The Law is generally helpless in these cases. Outlawing suicide is just silly (except in religious law). Law mostly expects to discourage crime by punishing those who get caught severely enough to make it not worth the risk.
Also, we can't legislate sanity (yet - neurobiology may make that theoretically possible, which is even scarier). So how can we minimize the risk of mass murders by crazy people?
Less readily available firepower seems to me like a reasonable suggestion.
Posted by: elkern | 31 December 2012 at 10:55 AM
No matter how catchy you think it is it is not a meme if you are the only one that repeats it.
Posted by: optimax | 31 December 2012 at 02:11 PM
As a reformed former believer in gun control, there are a few points I would like to make:
First, the gun control movement has nothing to do with reducing crime or violence. It is a Socialist political movement that reinforces the idea that the individual is better off turning over their responsibility to protect themselves to the state.
Our laws are only able to differentiate law-abiding people from criminals and provide for the punishment of criminals after crimes have been committed.
The Federal gun control laws of the 20th & 21st centuries focus mostly on possession of firearms or firearm-related products, not on the intent of the user.
The second point above is critically important because people who use guns for criminal purposes disregard laws that prohibit them from possessing firearms, so-called high capacity magazines, ammunition, etc.
Therefore, those gun control laws only limit those who choose to obey the law from possessing those items. Gun control laws do not stop or reduce crime or limit the actions of criminals.
Decent hardworking people do not need the government to restrict their liberties. We need the government to restrict the liberties of criminals who abuse those God-given liberties.

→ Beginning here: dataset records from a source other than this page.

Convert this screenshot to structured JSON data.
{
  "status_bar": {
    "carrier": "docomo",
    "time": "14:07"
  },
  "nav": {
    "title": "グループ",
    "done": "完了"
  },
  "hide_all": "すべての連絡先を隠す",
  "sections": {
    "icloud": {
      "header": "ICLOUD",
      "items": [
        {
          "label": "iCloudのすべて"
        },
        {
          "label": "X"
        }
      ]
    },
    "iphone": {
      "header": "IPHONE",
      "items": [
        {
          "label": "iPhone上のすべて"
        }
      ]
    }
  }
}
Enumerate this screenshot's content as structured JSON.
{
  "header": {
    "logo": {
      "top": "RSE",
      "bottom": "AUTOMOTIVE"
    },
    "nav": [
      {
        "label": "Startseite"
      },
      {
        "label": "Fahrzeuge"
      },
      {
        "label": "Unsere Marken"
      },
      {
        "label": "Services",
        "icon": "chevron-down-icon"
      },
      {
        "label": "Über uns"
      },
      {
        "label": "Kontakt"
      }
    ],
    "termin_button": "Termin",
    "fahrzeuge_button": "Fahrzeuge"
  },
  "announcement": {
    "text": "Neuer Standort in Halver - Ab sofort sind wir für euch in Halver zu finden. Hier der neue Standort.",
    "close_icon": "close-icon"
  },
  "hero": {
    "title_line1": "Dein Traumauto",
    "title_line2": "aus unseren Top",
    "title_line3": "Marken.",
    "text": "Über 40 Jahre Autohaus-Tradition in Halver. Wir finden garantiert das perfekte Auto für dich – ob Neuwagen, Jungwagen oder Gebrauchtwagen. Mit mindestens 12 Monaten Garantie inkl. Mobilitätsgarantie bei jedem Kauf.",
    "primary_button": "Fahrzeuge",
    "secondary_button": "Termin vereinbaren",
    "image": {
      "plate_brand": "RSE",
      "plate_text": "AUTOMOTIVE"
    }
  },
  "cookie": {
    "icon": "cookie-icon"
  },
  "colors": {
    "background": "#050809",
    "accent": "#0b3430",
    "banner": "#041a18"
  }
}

Free people understand that they are personally responsible for how they exercise their liberty and for the consequences of their choices. They do not need the government or gun control groups to do that for them.
If some people in a free society want to turn over the responsibility to own a gun or protect themselves from armed criminals to police & regulatory agents, then they are free to do so; however, those same people do not have the freedom to force their choice on everyone else.